Do ponto de vista no tratamento às demandas dos trabalhadores, recrudesce a truculência governamental. Meses depois de sua recondução ao Edifício Libertad, Vázquez declarou guerra aos sindicatos docentes, enviando uma lei ao Congresso que na prática eliminava o direito de greve. A impopularidade da medida foi tamanha que o projeto não prosperou. Em seguida, seu ministro da Economia, Danilo Astori preparou um pacote de cortes na Educação e um aumento de tarifas, culminado na imensa greve geral de julho de 2016. Por fim, Vázquez em abril deste ano editou um decreto que autoriza a ação repressiva das polícias nos cortes de estrada efetuados pelos sindicatos e movimentos sociais.

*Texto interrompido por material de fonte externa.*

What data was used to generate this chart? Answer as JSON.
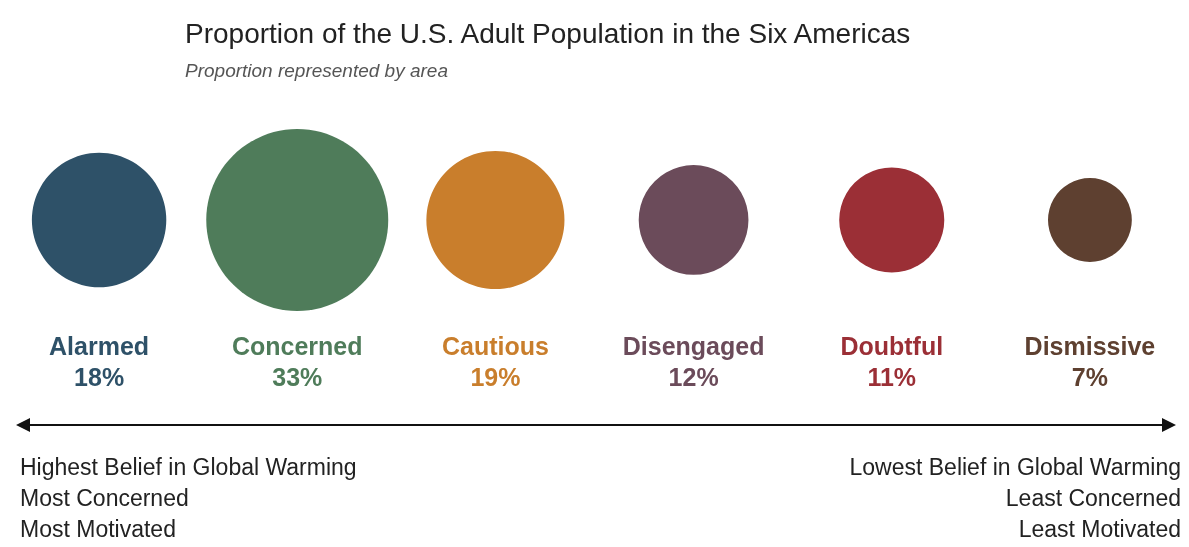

As tensões dentro e fora da FA levam a diferentes setores começarem a questionar sua linha de conciliação de classes. No sindicalismo, a contradição entre a política de Tabaré Vázquez , leva a um descolamento das direções, causando crise entre a base frenteamplista no meio sindical. A oposição de esquerda, com apenas um deputado, Eduardo Rubio, da Unidade Popular (UP) consegue pautar pelo viés dos interesses de classe, vários projetos de âmbito nacional. No calor das greves, os setores combativos se colocam a necessidade de levantar uma bandeira de independência política e democrática para apontar uma mudança estrutural no país e preparar o novo ciclo que está por vir. Por isso, também é necessário dar o combate no Brasil contra os setores petistas que buscam forjar um modelo “a la Frente Ampla”, como resolução da crise do projeto lulista.

Fundamental é a troca entre a esquerda socialista brasileira e a uruguaia para construírem laços para forjar uma nova estratégia de enfrentamento, a quente, dos capitalistas e seus agentes; para levar adiante a experiência que foi feita com governos de caráter social-liberal; e sobretudo, para aproveitar o melhor da vanguarda militante que está combatendo por seus direitos, com os métodos históricos da classe, sob a perspectiva do internacionalismo, para construir uma nova hegemonia no movimento de massas do Cone-Sul.